The middle circle is the largest of the three at 135ft in diameter. It's slightly elliptical, and this measurement is taken at its longer axis. 14 of its stones remain.

The Northern is circle is 105ft in diameter and features 15 stones, although four of these are fallen. An estimated nine are missing.

Two outlying stones known locally as "The Pipers" (not to be confused with the other Cornish stones of the same name!) stand close together about 300 feet from the main circles.

The central and Northern circles are believe to have once been linked by a granite pathway. The Northern circle was also paved with granite, while the central circle had an interior covered with quartz crystal.

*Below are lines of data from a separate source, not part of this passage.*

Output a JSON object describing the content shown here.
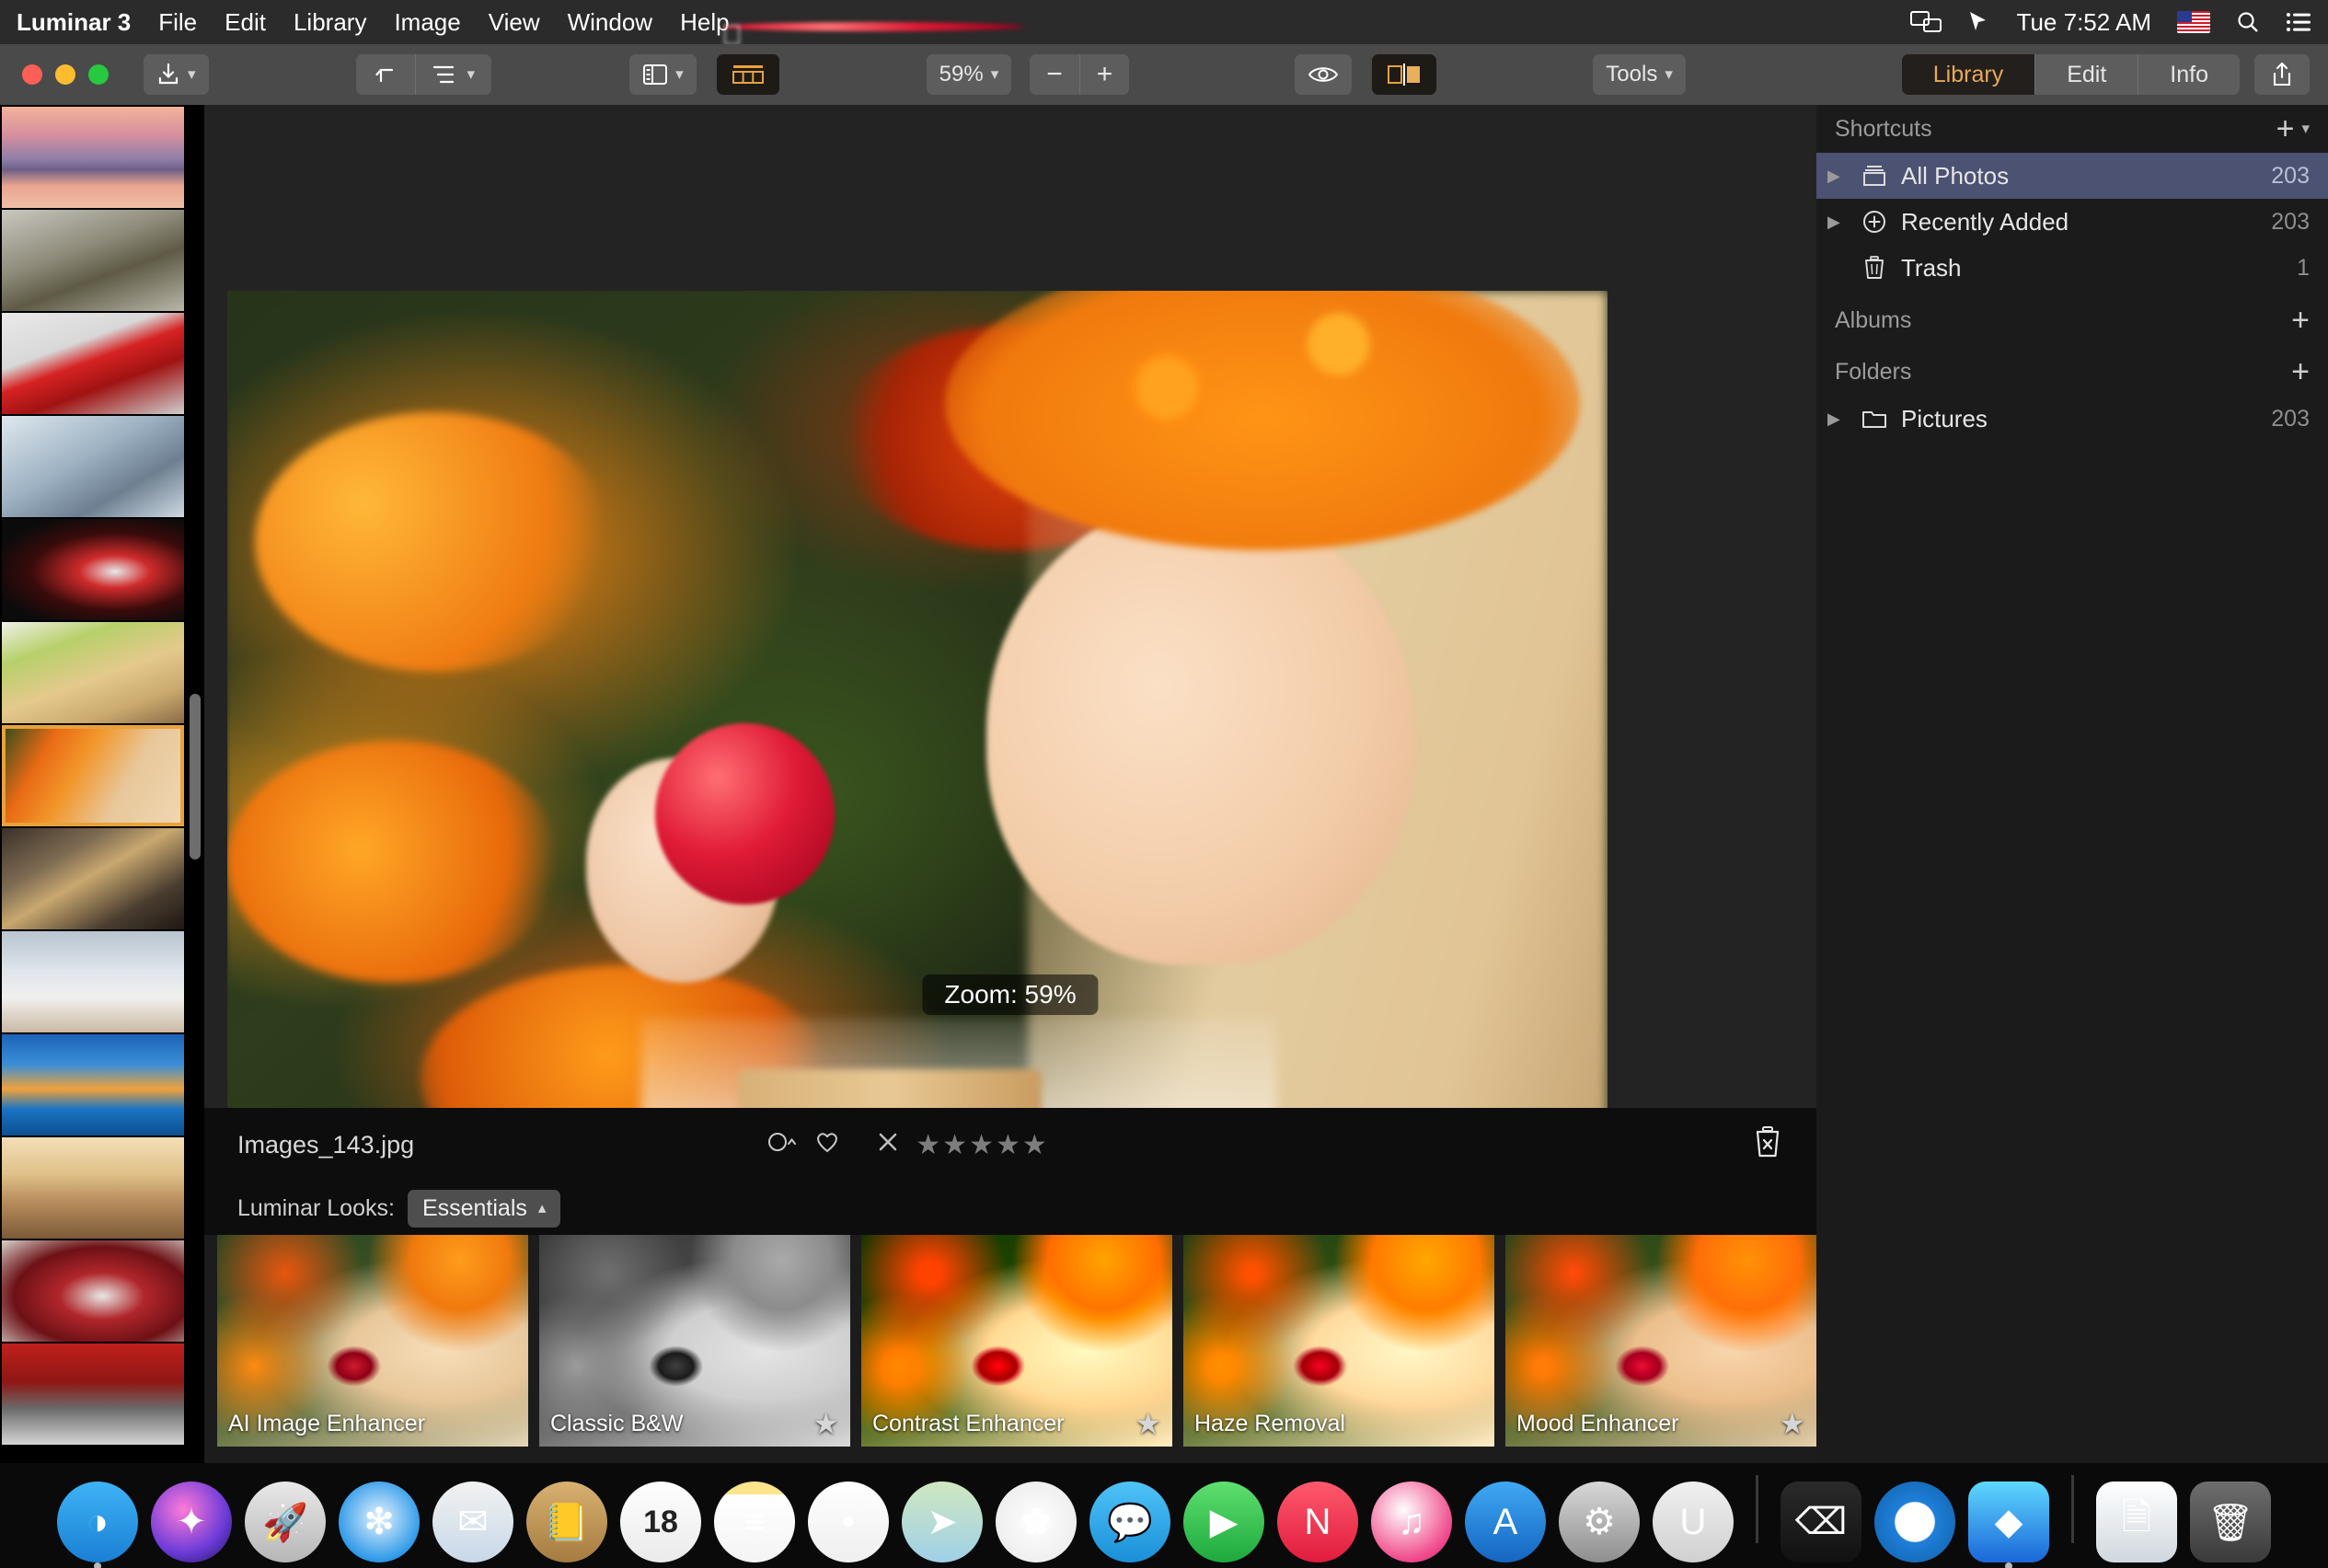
{
  "menubar": {
    "apple_icon": "apple-icon",
    "app_name": "Luminar 3",
    "items": [
      "File",
      "Edit",
      "Library",
      "Image",
      "View",
      "Window",
      "Help"
    ],
    "status": {
      "screen_mirror_icon": "screen-mirroring-icon",
      "cursor_icon": "pointer-icon",
      "clock": "Tue 7:52 AM",
      "flag_icon": "us-flag-icon",
      "search_icon": "search-icon",
      "control_center_icon": "list-menu-icon"
    }
  },
  "toolbar": {
    "export_label": "export-icon",
    "undo_label": "undo-icon",
    "list_label": "list-view-icon",
    "sidepanel_label": "side-panel-icon",
    "filmstrip_label": "filmstrip-icon",
    "zoom_value": "59%",
    "zoom_out": "−",
    "zoom_in": "+",
    "preview_label": "eye-icon",
    "compare_label": "compare-icon",
    "tools_label": "Tools",
    "tabs": [
      {
        "label": "Library",
        "active": true
      },
      {
        "label": "Edit",
        "active": false
      },
      {
        "label": "Info",
        "active": false
      }
    ],
    "share_label": "share-icon"
  },
  "canvas": {
    "zoom_badge": "Zoom: 59%"
  },
  "filebar": {
    "filename": "Images_143.jpg",
    "color_label_icon": "color-label-icon",
    "favorite_icon": "heart-icon",
    "reject_icon": "reject-x-icon",
    "stars": [
      "★",
      "★",
      "★",
      "★",
      "★"
    ],
    "star_rating": 0,
    "delete_icon": "trash-x-icon"
  },
  "looks": {
    "title": "Luminar Looks:",
    "category": "Essentials",
    "category_chevron": "˄",
    "items": [
      {
        "label": "AI Image Enhancer",
        "starred": false,
        "style": "base"
      },
      {
        "label": "Classic B&W",
        "starred": true,
        "style": "bw"
      },
      {
        "label": "Contrast Enhancer",
        "starred": true,
        "style": "contrastfx"
      },
      {
        "label": "Haze Removal",
        "starred": false,
        "style": "hazefx"
      },
      {
        "label": "Mood Enhancer",
        "starred": true,
        "style": "moodfx"
      }
    ]
  },
  "sidebar": {
    "shortcuts_title": "Shortcuts",
    "shortcuts_add": "+",
    "shortcuts": [
      {
        "label": "All Photos",
        "count": "203",
        "icon": "photos-stack-icon",
        "selected": true,
        "expandable": true
      },
      {
        "label": "Recently Added",
        "count": "203",
        "icon": "plus-circle-icon",
        "selected": false,
        "expandable": true
      },
      {
        "label": "Trash",
        "count": "1",
        "icon": "trash-icon",
        "selected": false,
        "expandable": false
      }
    ],
    "albums_title": "Albums",
    "albums_add": "+",
    "folders_title": "Folders",
    "folders_add": "+",
    "folders": [
      {
        "label": "Pictures",
        "count": "203",
        "icon": "folder-icon",
        "expandable": true
      }
    ]
  },
  "filmstrip": {
    "selected_index": 6,
    "thumbs": [
      {
        "name": "sunset-lake-thumb",
        "css": "linear-gradient(180deg,#f2b39a 0%,#d68f9e 28%,#8e7fa8 52%,#6d5f86 62%,#e8a48e 78%,#f0c0a6 100%)"
      },
      {
        "name": "creature-thumb",
        "css": "linear-gradient(160deg,#c9c7c0 0%,#8e8b7a 40%,#5e5a45 62%,#b9b6a8 100%)"
      },
      {
        "name": "red-sports-car-thumb",
        "css": "linear-gradient(160deg,#e9e9e9 0%,#d8d8d8 34%,#d62222 48%,#a01313 66%,#cfcfcf 100%)"
      },
      {
        "name": "machinery-thumb",
        "css": "linear-gradient(150deg,#dfe8ee 0%,#9fb3c4 42%,#6d7f90 70%,#cdd9e2 100%)"
      },
      {
        "name": "red-shoe-thumb",
        "css": "radial-gradient(ellipse at 62% 52%, #e8e8e8 0%, #cf2b2b 22%, #3a0b0b 52%, #0b0b0b 80%)"
      },
      {
        "name": "food-plate-thumb",
        "css": "linear-gradient(160deg,#eef1e6 0%,#b7d06a 26%,#e4c98c 54%,#caa96e 78%,#8a6b47 100%)"
      },
      {
        "name": "berry-girl-thumb",
        "css": "linear-gradient(120deg,#2d4a1c 0%,#e96a14 24%,#f2962a 42%,#e8c79a 66%,#f0d8b4 100%)"
      },
      {
        "name": "interior-lounge-thumb",
        "css": "linear-gradient(150deg,#3b3128 0%,#7d6a52 30%,#c9a86f 48%,#4a3d30 76%,#1d1812 100%)"
      },
      {
        "name": "sailboats-thumb",
        "css": "linear-gradient(180deg,#b9c4cf 0%,#dfe6ec 40%,#f0f0ee 66%,#cbb9a4 100%)"
      },
      {
        "name": "beach-resort-thumb",
        "css": "linear-gradient(180deg,#1d63b8 0%,#3a8fd6 30%,#f0a23a 54%,#1a74c4 74%,#0c4f90 100%)"
      },
      {
        "name": "sunset-model-thumb",
        "css": "linear-gradient(180deg,#f2dfb8 0%,#e0c189 36%,#b98f5e 62%,#7d5a38 100%)"
      },
      {
        "name": "cherries-thumb",
        "css": "radial-gradient(ellipse at 55% 55%, #e8e8e4 0%, #b0262b 30%, #6d1116 62%, #d7d2cb 100%)"
      },
      {
        "name": "red-garage-thumb",
        "css": "linear-gradient(180deg,#c0201c 0%,#8f1714 38%,#6a6a6a 64%,#d6d6d6 100%)"
      }
    ]
  },
  "dock": {
    "items": [
      {
        "name": "finder",
        "glyph": "◑",
        "bg": "linear-gradient(180deg,#3eb3f6,#1a7fd4)",
        "running": true
      },
      {
        "name": "siri",
        "glyph": "✦",
        "bg": "radial-gradient(circle at 40% 35%,#ff7ad9,#6b3bd8 60%,#1b1150)",
        "running": false
      },
      {
        "name": "launchpad",
        "glyph": "🚀",
        "bg": "linear-gradient(180deg,#e9e9e9,#b6b6b6)",
        "running": false
      },
      {
        "name": "safari",
        "glyph": "❇",
        "bg": "radial-gradient(circle at 50% 45%,#e8f4ff,#2f9ae8 70%,#1767b8)",
        "running": false
      },
      {
        "name": "mail",
        "glyph": "✉",
        "bg": "linear-gradient(180deg,#f2f2f2,#c8d8e8)",
        "running": false
      },
      {
        "name": "contacts",
        "glyph": "📒",
        "bg": "linear-gradient(180deg,#d8b171,#a57b3f)",
        "running": false
      },
      {
        "name": "calendar",
        "glyph": "18",
        "bg": "linear-gradient(180deg,#ffffff,#eaeaea)",
        "running": false
      },
      {
        "name": "notes",
        "glyph": "≡",
        "bg": "linear-gradient(180deg,#fbe48a 0%,#fbe48a 16%,#ffffff 16%,#f4f4f4 100%)",
        "running": false
      },
      {
        "name": "reminders",
        "glyph": "•",
        "bg": "linear-gradient(180deg,#ffffff,#efefef)",
        "running": false
      },
      {
        "name": "maps",
        "glyph": "➤",
        "bg": "linear-gradient(180deg,#cfe8c0,#9fd0e8)",
        "running": false
      },
      {
        "name": "photos",
        "glyph": "✿",
        "bg": "radial-gradient(circle at 50% 50%,#ffffff,#e8e8e8)",
        "running": false
      },
      {
        "name": "messages",
        "glyph": "💬",
        "bg": "linear-gradient(180deg,#4fc3f7,#1a8fd8)",
        "running": false
      },
      {
        "name": "facetime",
        "glyph": "▶",
        "bg": "linear-gradient(180deg,#5ee070,#1ea83c)",
        "running": false
      },
      {
        "name": "news",
        "glyph": "N",
        "bg": "linear-gradient(180deg,#ff5a6e,#e01b3c)",
        "running": false
      },
      {
        "name": "itunes",
        "glyph": "♫",
        "bg": "radial-gradient(circle at 40% 35%,#ffffff,#f04a8a 70%,#b01e7a)",
        "running": false
      },
      {
        "name": "app-store",
        "glyph": "A",
        "bg": "linear-gradient(180deg,#3fa9f5,#1565c0)",
        "running": false
      },
      {
        "name": "system-preferences",
        "glyph": "⚙",
        "bg": "linear-gradient(180deg,#d8d8d8,#8e8e8e)",
        "running": false
      },
      {
        "name": "magnet",
        "glyph": "U",
        "bg": "linear-gradient(180deg,#f0f0f0,#d0d0d0)",
        "running": false
      },
      {
        "name": "terminal",
        "glyph": "⌫",
        "bg": "linear-gradient(180deg,#2a2a2a,#111)",
        "running": false
      },
      {
        "name": "1password",
        "glyph": "ⓘ",
        "bg": "radial-gradient(circle at 50% 50%,#ffffff 34%,#1f7fd8 36%,#0e5fa8)",
        "running": false
      },
      {
        "name": "luminar",
        "glyph": "◆",
        "bg": "linear-gradient(180deg,#5fd8ff,#1a66d8)",
        "running": true
      },
      {
        "name": "downloads-stack",
        "glyph": "🗎",
        "bg": "linear-gradient(180deg,#ffffff,#cfd8df)",
        "running": false
      },
      {
        "name": "trash",
        "glyph": "🗑",
        "bg": "linear-gradient(180deg,#6e6e6e,#3a3a3a)",
        "running": false
      }
    ]
  }
}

The name of the site relates to the old Cornish game of 'hurling' (believed to be Celtic in origin), that involved casting a silver ball into the air with the objective of one team carrying it successfully to the other team's goal. Allegedly, St Cleer discovered his congregation busy at a game of hurling when they should have been attending church. When they refused his summons, he turned them to stone for their sin.

Some visitors feel that the highly visible remnants of ruined mine buildings and the TV mast looming above the hills in the middle distance detract from the ambience of this site - but I don't share that view. My personal feeling is that they lend the site a unique mix of ancient and modern mystery, enfolding the stones into a wider tapestry of history and natural beauty. The backdrop has a stark, rugged quality that I found really bewitching. This is undoubtedly one of the most striking sites that I've visited.